COMIENZA HOY
LECTURA: SALMOS 119:25-32
Muchas personas hacen resoluciones en el día de año nuevo, prometiéndose a si mismas (y algunas veces, prometiéndole a Dios) que ese próximo año en sus vidas será diferente. Tomamos la determinación de que vamos a cambiar hábitos y que vamos a desarrollar nuevos patrones de comportamiento.
Resoluciones como estas son muy dignas de elogio y a menudo pueden servir como estimulo para el crecimiento espiritual. Pero no siempre es así. Algunas veces llevamos a cabo nuestras resoluciones tan solo por un tiempo y muy pronto las olvidamos.
Samuel Jonson, un cristiano profundamente comprometido que vivió en el siglo 18, con frecuencia escribía resoluciones en sus diarios. He aquí una anotación típica: “No he corregido habito externo alguno, ni he mantenido ninguna de las resoluciones que hice a comienzos de año, pero todavía espero ser reformado, y no desperdiciar mi vida entera en propósitos vanos”.

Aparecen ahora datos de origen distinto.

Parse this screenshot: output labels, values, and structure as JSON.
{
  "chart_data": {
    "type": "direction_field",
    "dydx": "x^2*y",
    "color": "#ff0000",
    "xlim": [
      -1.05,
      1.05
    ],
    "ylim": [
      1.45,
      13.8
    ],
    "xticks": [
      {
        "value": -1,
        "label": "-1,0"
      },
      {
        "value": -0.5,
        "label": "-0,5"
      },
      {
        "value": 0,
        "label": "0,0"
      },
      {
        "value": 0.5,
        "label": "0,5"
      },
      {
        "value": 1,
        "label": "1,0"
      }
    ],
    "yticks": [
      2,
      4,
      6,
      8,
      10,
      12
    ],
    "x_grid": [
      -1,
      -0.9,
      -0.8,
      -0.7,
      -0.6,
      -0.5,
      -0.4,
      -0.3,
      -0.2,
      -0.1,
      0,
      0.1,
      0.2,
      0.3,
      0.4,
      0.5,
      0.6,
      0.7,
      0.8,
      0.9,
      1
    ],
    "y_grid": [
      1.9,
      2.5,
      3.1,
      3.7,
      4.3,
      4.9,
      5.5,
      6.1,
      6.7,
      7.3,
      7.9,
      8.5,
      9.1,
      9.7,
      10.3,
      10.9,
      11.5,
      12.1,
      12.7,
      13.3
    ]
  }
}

Es bueno dedicarse de vez en cuando a auto-examen. Debemos hacer frente a los cambios que se tienen que hacer y luego hacer planes en cuanto a como los vamos a implementar. Por ejemplo, si nos damos cuenta que nuestros hábitos para hacer nuestro devocional son débiles e inconstantes, determinemos pasar algún tiempo a diario en una comunión centrada con Dios. Pidámosle al Espíritu Santo que nos ayude en esta práctica constante a lo largo de cada uno de los días que tenemos por delante. Hoy es un buen día para comenzar.
Salmos 119:31-32
Me he apegado a Tus testimonios, oh! Jehová, no me avergüences. Por el camino de tus mandamientos correré.
Dios le habla a aquellos que se toman el tiempo para escuchar y escucha a aquellos que se toman el tiempo para orar.